Bei welchen Problemen kann eine Verhaltenstherapie helfen?
Eine Verhaltenstherapie kann in unterschiedlichen Bereichen Anwendung finden und sinnvoll sein, zum Beispiel bei:
- Ängsten (Panikattacken, Phobien)
- Depressionen
- Essstörungen
- Süchten und Zwängen
- Burnout
- Traumata (nach Unfällen oder Missbrauch)
- Lebenskrisen
Eine Verhaltenstherapie eignet sich nicht nur für Erwachsene, sondern auch für Kinder und Jugendliche.
Welche Risiken birgt eine Verhaltenstherapie?
Nur wenn Therapeut und Patient harmonieren und beide Seiten aktiv an einer Verbesserung der Situation arbeiten, kann eine Verhaltenstherapie erfolgreich sein. Transparenz spielt dabei eine genauso große Rolle wie das Eingehen auf die individuellen Bedürfnisse des Patienten. Es ist jedoch auch immens wichtig, dass sich der Betroffene vollständig auf die Therapie einlässt. Jede Art von Zweifel sollte zur Sprache kommen. Der Patient muss zu einem kritischen und änderungsbereiten Partner des Therapeuten werden.
Außerdem sollte die Therapie für den Patienten nicht zu einer zusätzlichen Belastung werden. Gewisse Übungen (z.B. Konfrontation) können schnell überfordern. Nicht selten äußern sich Begleiterscheinungen wie Krisen während des therapeutischen Prozesses. Es können auch neue Beschwerden während der Psychotherapie auftreten. Doch solange ein vertrauensvoller Umgang zwischen beiden Parteien herrscht, stellen diese Veränderungen kein großes Hindernis dar. Schwierige Phasen gehören manchmal eben zum Änderungsprozess dazu. Der Patient sollte sie akzeptieren, ansprechen und sie gemeinsam mit dem Therapeuten angehen.
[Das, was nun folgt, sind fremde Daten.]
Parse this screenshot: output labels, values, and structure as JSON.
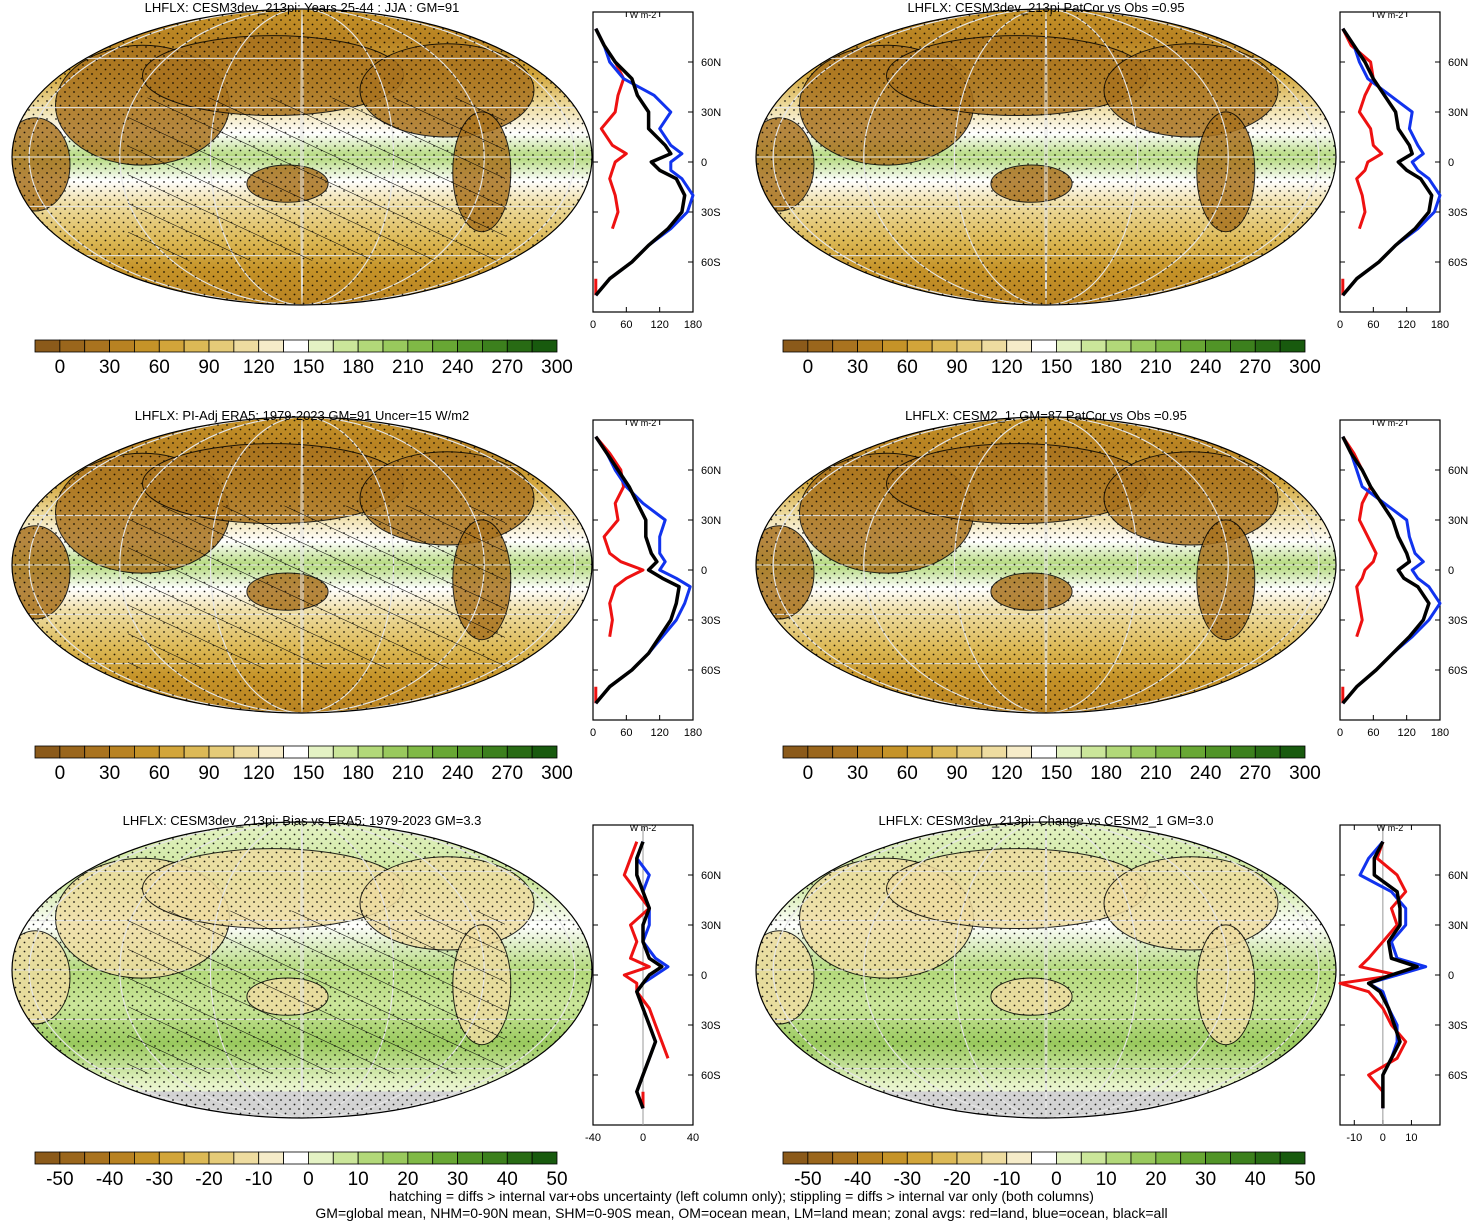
{
  "footer": {
    "line1": "hatching = diffs > internal var+obs uncertainty (left column only); stippling = diffs > internal var only (both columns)",
    "line2": "GM=global mean, NHM=0-90N mean, SHM=0-90S mean, OM=ocean mean, LM=land mean; zonal avgs: red=land, blue=ocean, black=all"
  },
  "colors": {
    "land_zonal": "#ee1111",
    "ocean_zonal": "#1133ee",
    "all_zonal": "#000000",
    "missing_land": "#d3d3d3"
  },
  "colorbars": {
    "abs": {
      "colors": [
        "#8b5a1a",
        "#9a661c",
        "#a9731f",
        "#b88222",
        "#c59328",
        "#d2a53a",
        "#dcb956",
        "#e5cb78",
        "#eedca0",
        "#f6ecc9",
        "#ffffff",
        "#e4f2c4",
        "#cbe69a",
        "#b2d879",
        "#99c95d",
        "#80b946",
        "#68a734",
        "#519427",
        "#3c801d",
        "#286b14",
        "#185a0e"
      ],
      "tick_labels": [
        "0",
        "30",
        "60",
        "90",
        "120",
        "150",
        "180",
        "210",
        "240",
        "270",
        "300"
      ]
    },
    "diff": {
      "colors": [
        "#8b5a1a",
        "#9a661c",
        "#a9731f",
        "#b88222",
        "#c59328",
        "#d2a53a",
        "#dcb956",
        "#e5cb78",
        "#eedca0",
        "#f6ecc9",
        "#ffffff",
        "#e4f2c4",
        "#cbe69a",
        "#b2d879",
        "#99c95d",
        "#80b946",
        "#68a734",
        "#519427",
        "#3c801d",
        "#286b14",
        "#185a0e"
      ],
      "tick_labels": [
        "-50",
        "-40",
        "-30",
        "-20",
        "-10",
        "0",
        "10",
        "20",
        "30",
        "40",
        "50"
      ]
    }
  },
  "chart_data": [
    {
      "type": "heatmap",
      "title": "LHFLX: CESM3dev_213pi: Years 25-44 : JJA : GM=91",
      "colorbar": "abs",
      "hatching": true,
      "stippling": true,
      "zonal": {
        "unit": "W m-2",
        "xlim": [
          0,
          180
        ],
        "xticks": [
          "0",
          "60",
          "120",
          "180"
        ],
        "ylim": [
          -90,
          90
        ],
        "yticks": [
          [
            "60N",
            60
          ],
          [
            "30N",
            30
          ],
          [
            "0",
            0
          ],
          [
            "30S",
            -30
          ],
          [
            "60S",
            -60
          ]
        ],
        "lat": [
          80,
          70,
          60,
          50,
          40,
          30,
          20,
          10,
          5,
          0,
          -5,
          -10,
          -20,
          -30,
          -40,
          -50,
          -60,
          -70,
          -80
        ],
        "land": [
          5,
          20,
          40,
          55,
          45,
          40,
          15,
          35,
          60,
          40,
          35,
          30,
          40,
          45,
          35,
          null,
          null,
          5,
          5
        ],
        "ocean": [
          5,
          20,
          30,
          55,
          110,
          140,
          120,
          140,
          160,
          140,
          140,
          160,
          180,
          170,
          140,
          100,
          70,
          30,
          5
        ],
        "all": [
          5,
          20,
          40,
          70,
          80,
          100,
          100,
          130,
          140,
          105,
          120,
          150,
          165,
          160,
          135,
          100,
          70,
          30,
          5
        ]
      }
    },
    {
      "type": "heatmap",
      "title": "LHFLX: CESM3dev_213pi PatCor vs Obs =0.95",
      "colorbar": "abs",
      "hatching": false,
      "stippling": true,
      "zonal": {
        "unit": "W m-2",
        "xlim": [
          0,
          180
        ],
        "xticks": [
          "0",
          "60",
          "120",
          "180"
        ],
        "ylim": [
          -90,
          90
        ],
        "yticks": [
          [
            "60N",
            60
          ],
          [
            "30N",
            30
          ],
          [
            "0",
            0
          ],
          [
            "30S",
            -30
          ],
          [
            "60S",
            -60
          ]
        ],
        "lat": [
          80,
          70,
          60,
          50,
          40,
          30,
          20,
          10,
          5,
          0,
          -5,
          -10,
          -20,
          -30,
          -40,
          -50,
          -60,
          -70,
          -80
        ],
        "land": [
          5,
          20,
          55,
          60,
          45,
          35,
          55,
          60,
          75,
          50,
          45,
          30,
          40,
          45,
          35,
          null,
          null,
          5,
          5
        ],
        "ocean": [
          5,
          25,
          35,
          50,
          90,
          130,
          125,
          140,
          150,
          130,
          140,
          160,
          180,
          170,
          140,
          100,
          70,
          30,
          5
        ],
        "all": [
          5,
          25,
          45,
          60,
          80,
          100,
          105,
          125,
          130,
          105,
          120,
          145,
          165,
          160,
          135,
          100,
          70,
          30,
          5
        ]
      }
    },
    {
      "type": "heatmap",
      "title": "LHFLX: PI-Adj ERA5: 1979-2023 GM=91 Uncer=15 W/m2",
      "colorbar": "abs",
      "hatching": true,
      "stippling": true,
      "zonal": {
        "unit": "W m-2",
        "xlim": [
          0,
          180
        ],
        "xticks": [
          "0",
          "60",
          "120",
          "180"
        ],
        "ylim": [
          -90,
          90
        ],
        "yticks": [
          [
            "60N",
            60
          ],
          [
            "30N",
            30
          ],
          [
            "0",
            0
          ],
          [
            "30S",
            -30
          ],
          [
            "60S",
            -60
          ]
        ],
        "lat": [
          80,
          70,
          60,
          50,
          40,
          30,
          20,
          10,
          5,
          0,
          -5,
          -10,
          -20,
          -30,
          -40,
          -50,
          -60,
          -70,
          -80
        ],
        "land": [
          5,
          30,
          50,
          55,
          40,
          45,
          20,
          30,
          50,
          90,
          60,
          40,
          30,
          35,
          30,
          null,
          null,
          5,
          5
        ],
        "ocean": [
          5,
          25,
          40,
          60,
          90,
          130,
          120,
          120,
          130,
          120,
          150,
          175,
          165,
          150,
          125,
          100,
          70,
          30,
          5
        ],
        "all": [
          5,
          25,
          45,
          65,
          80,
          95,
          95,
          105,
          115,
          100,
          125,
          155,
          150,
          140,
          120,
          100,
          70,
          30,
          5
        ]
      }
    },
    {
      "type": "heatmap",
      "title": "LHFLX: CESM2_1: GM=87 PatCor vs Obs =0.95",
      "colorbar": "abs",
      "hatching": false,
      "stippling": true,
      "zonal": {
        "unit": "W m-2",
        "xlim": [
          0,
          180
        ],
        "xticks": [
          "0",
          "60",
          "120",
          "180"
        ],
        "ylim": [
          -90,
          90
        ],
        "yticks": [
          [
            "60N",
            60
          ],
          [
            "30N",
            30
          ],
          [
            "0",
            0
          ],
          [
            "30S",
            -30
          ],
          [
            "60S",
            -60
          ]
        ],
        "lat": [
          80,
          70,
          60,
          50,
          40,
          30,
          20,
          10,
          5,
          0,
          -5,
          -10,
          -20,
          -30,
          -40,
          -50,
          -60,
          -70,
          -80
        ],
        "land": [
          5,
          25,
          40,
          55,
          40,
          35,
          50,
          65,
          60,
          45,
          40,
          30,
          35,
          40,
          30,
          null,
          null,
          5,
          5
        ],
        "ocean": [
          5,
          20,
          30,
          40,
          80,
          120,
          125,
          135,
          150,
          130,
          140,
          160,
          180,
          160,
          130,
          95,
          65,
          30,
          5
        ],
        "all": [
          5,
          20,
          40,
          55,
          75,
          95,
          105,
          120,
          125,
          105,
          115,
          140,
          160,
          150,
          125,
          95,
          65,
          30,
          5
        ]
      }
    },
    {
      "type": "heatmap",
      "title": "LHFLX: CESM3dev_213pi: Bias vs ERA5: 1979-2023 GM=3.3",
      "colorbar": "diff",
      "hatching": true,
      "stippling": true,
      "zonal": {
        "unit": "W m-2",
        "xlim": [
          -40,
          40
        ],
        "xticks": [
          "-40",
          "0",
          "40"
        ],
        "ylim": [
          -90,
          90
        ],
        "yticks": [
          [
            "60N",
            60
          ],
          [
            "30N",
            30
          ],
          [
            "0",
            0
          ],
          [
            "30S",
            -30
          ],
          [
            "60S",
            -60
          ]
        ],
        "lat": [
          80,
          70,
          60,
          50,
          40,
          30,
          20,
          10,
          5,
          0,
          -5,
          -10,
          -20,
          -30,
          -40,
          -50,
          -60,
          -70,
          -80
        ],
        "land": [
          -5,
          -10,
          -15,
          -5,
          5,
          -10,
          -5,
          -10,
          5,
          -15,
          -5,
          -5,
          5,
          10,
          15,
          20,
          null,
          0,
          0
        ],
        "ocean": [
          0,
          -5,
          5,
          0,
          5,
          5,
          0,
          10,
          20,
          10,
          0,
          -5,
          0,
          5,
          10,
          5,
          0,
          -5,
          0
        ],
        "all": [
          0,
          -5,
          -5,
          0,
          5,
          0,
          0,
          5,
          15,
          5,
          0,
          -5,
          0,
          5,
          10,
          5,
          0,
          -5,
          0
        ]
      }
    },
    {
      "type": "heatmap",
      "title": "LHFLX: CESM3dev_213pi: Change vs CESM2_1 GM=3.0",
      "colorbar": "diff",
      "hatching": false,
      "stippling": true,
      "zonal": {
        "unit": "W m-2",
        "xlim": [
          -15,
          20
        ],
        "xticks": [
          "-10",
          "0",
          "10"
        ],
        "ylim": [
          -90,
          90
        ],
        "yticks": [
          [
            "60N",
            60
          ],
          [
            "30N",
            30
          ],
          [
            "0",
            0
          ],
          [
            "30S",
            -30
          ],
          [
            "60S",
            -60
          ]
        ],
        "lat": [
          80,
          70,
          60,
          50,
          40,
          30,
          20,
          10,
          5,
          0,
          -5,
          -10,
          -20,
          -30,
          -40,
          -50,
          -60,
          -70,
          -80
        ],
        "land": [
          0,
          -2,
          5,
          8,
          3,
          5,
          0,
          -5,
          -8,
          5,
          -15,
          -5,
          0,
          3,
          8,
          5,
          -5,
          0,
          0
        ],
        "ocean": [
          0,
          -5,
          -8,
          3,
          8,
          8,
          3,
          5,
          15,
          5,
          -5,
          0,
          2,
          5,
          5,
          3,
          0,
          0,
          0
        ],
        "all": [
          0,
          -3,
          -3,
          5,
          6,
          6,
          2,
          3,
          12,
          3,
          -5,
          -1,
          2,
          4,
          6,
          3,
          0,
          0,
          0
        ]
      }
    }
  ]
}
Wie lange dauert eine Verhaltenstherapie?
Ist der erste Schritt einmal getan und wurde nach - vermutlich verzweifelter Therapeuten-Suche - ein Therapieplatz gefunden, kann man mit der Verhaltenstherapie beginnen. Die Länge einer Verhaltenstherapie kann variieren und hängt stark vom jeweiligen Problem ab. Phobien können häufig bereits nach ein paar Stunden überwunden werden, Patienten mit Depressionen benötigen meistens eine jahrelange therapeutische Begleitung. Eine Verhaltenstherapie kann folglich als Kurzzeit- aber auch als Langzeittherapie verfolgt werden. Normalerweise findet wöchentlich eine Therapiesitzung statt. Die Dauer einer Sitzung beträgt meistens ca. 50 Minuten. In der Regel dauert eine Verhaltenstherapie zwischen 25 und 50 Stunden. Hinweis: Krankenkassen übernehmen in den meisten Fällen nur bis zu 80 Therapiesitzungen.